Navigating M&A with Brad Gevurtz

December 2023

Matt Compton & Alline Akintore

The M&A process can be daunting and, if poorly executed, excruciating. It doesn’t have to be. At our recent workshop for portfolio company leaders, Matt sat down with OVF venture partner Brad Gevurtz to talk about what businesses should be doing now to prepare for an optimal exit.

Brad is a managing director of the investment banking group at D.A Davidson, focused on the technology sector. He started his investment banking career at J.P Morgan and has over 30 years of experience in investment banking with expertise in M&A, strategic capital, public equities, and structuring debt securities.

Some takeaways from the workshop:

BRAD’s M&A TRUISMS:

  1. M&A always takes longer than expected.

  2. CEOs can only negotiate as good as their backup offer. Note: do not bluff to try to drive up the purchase price

  3. Time kills all deals, especially between LOI signature and closing. Move as fast as feasible from the letter of intent to deal close. Only bad things happen with delays.

  4. The most important thing a CEO can do once the company is in a deal process is hit the numbers.

BE PREPARED - Getting the process right will likely make a difference in the outcome:

  1. For CEOs, the M&A process starts before it kicks off.

    • Have a bench of top tier management, especially an experienced, impactful CFO. The CFO is instrumental in preparing material to tell the company story. The CEO will be almost completely occupied by this process and so the rest of the leadership team will need to be able to run the business and deliver on the operating plan during the M&A process.

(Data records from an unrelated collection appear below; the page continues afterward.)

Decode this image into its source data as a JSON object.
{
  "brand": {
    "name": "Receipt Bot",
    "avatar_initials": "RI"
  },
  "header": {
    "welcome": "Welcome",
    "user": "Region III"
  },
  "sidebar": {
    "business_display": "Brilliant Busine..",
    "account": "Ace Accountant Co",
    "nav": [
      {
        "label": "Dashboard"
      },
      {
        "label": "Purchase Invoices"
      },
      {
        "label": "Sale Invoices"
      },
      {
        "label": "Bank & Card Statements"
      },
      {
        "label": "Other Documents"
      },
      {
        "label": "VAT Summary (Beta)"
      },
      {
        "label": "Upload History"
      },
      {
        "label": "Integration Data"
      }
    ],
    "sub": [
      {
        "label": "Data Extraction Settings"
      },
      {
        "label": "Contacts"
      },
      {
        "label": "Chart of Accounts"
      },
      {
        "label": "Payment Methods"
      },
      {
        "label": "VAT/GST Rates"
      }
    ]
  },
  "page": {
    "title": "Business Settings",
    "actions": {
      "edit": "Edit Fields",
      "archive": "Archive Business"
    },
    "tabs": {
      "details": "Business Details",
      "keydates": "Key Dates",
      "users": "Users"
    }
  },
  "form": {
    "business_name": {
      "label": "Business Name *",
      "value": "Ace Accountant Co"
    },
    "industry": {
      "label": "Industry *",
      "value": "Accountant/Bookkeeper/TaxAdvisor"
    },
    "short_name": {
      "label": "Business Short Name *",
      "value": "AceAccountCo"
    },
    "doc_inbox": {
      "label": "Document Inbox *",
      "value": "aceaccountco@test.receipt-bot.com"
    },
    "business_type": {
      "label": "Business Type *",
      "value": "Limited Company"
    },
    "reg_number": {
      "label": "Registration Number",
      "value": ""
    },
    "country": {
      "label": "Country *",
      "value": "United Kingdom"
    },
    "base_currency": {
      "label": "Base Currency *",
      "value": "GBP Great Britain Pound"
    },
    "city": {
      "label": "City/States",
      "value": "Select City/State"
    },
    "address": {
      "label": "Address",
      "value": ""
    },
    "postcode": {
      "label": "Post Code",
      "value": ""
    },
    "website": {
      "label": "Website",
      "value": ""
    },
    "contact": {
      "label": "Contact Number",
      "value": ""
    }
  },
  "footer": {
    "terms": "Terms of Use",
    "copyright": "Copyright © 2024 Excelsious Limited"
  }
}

    • Where possible, cultivate trusted relationships with potential buyers in advance, this can take quarters or even years.

    • Meet or exceed the operating plan, especially leading up to and during the M&A process. This builds trust and credibility. Do not give the buyer(s) an excuse to re-trade. In the current market conditions, buyers do not need much to justify changing the deal.  

    • Profitability is a valuation driver as much as pure revenue growth in today’s market.

  2. Pick the right investment banker for you and your business. Ideally your banker has a recent track record of success in your specific sector, i.e. understands the company’s product, potential acquirers, and industry dynamics; and importantly, will listen to you and stay with you through to the end of the deal.

  3. Keep your board involved throughout the process. Transparency allows the CEO, the board, and the investment banker to stay on the same page and avoid surprises.

WINNING APPROACH

  1. Consider a two-stage process with potential acquirers:

    • First, an Indication of Interest (IOI) and then a Letter of Intent (LOI).

    • The management team should be ready for a well-prepared process after the IOI.

    • Where possible, do not rush to an LOI; rigorous due diligence before the LOI allows the acquirer and the seller to address any sticky issues that could affect the close. The more diligence an acquirer can do before an LOI, the less likely they can re-trade the deal on price.

  2. Brad shared how CEOs can negotiate from a position of strength:

    • Hit your numbers. Also, make reasonable assumptions about company growth as part of the prospectus.

    • Be over prepared: Carry out independent sell-side quality of earnings, with an accounting firm and, when possible, an independent legal opinion on the company to identify problems before kicking off the process.

CLOSING THE DEAL

  1. CEOs should think like “buyers” as well. Ask questions and prioritize learning about an acquirer’s previous acquisitions:

    • How are those companies doing today?

    • Were earnouts achieved? What earnout issues surfaced?

    • Connect with acquired company CEOs and learn from their experience.

  2. When a CEO receives an LOI and a Purchase/Sell Agreement, make sure it is understood in its entirety. The purchase price is important, but many a CEO has lost a deal because they unintentionally violated the terms of the agreement. Most common trip-ups are the definition of knowledge and the qualifiers in the representations sections. 

  3. Have a credible back up deal. This is the single most important factor in closing the deal you want.

Matt Compton leads portfolio support and success for OVF and works with our portfolio company CEOs to navigate M&A. Alline Akintore leads the fund’s research and diligence.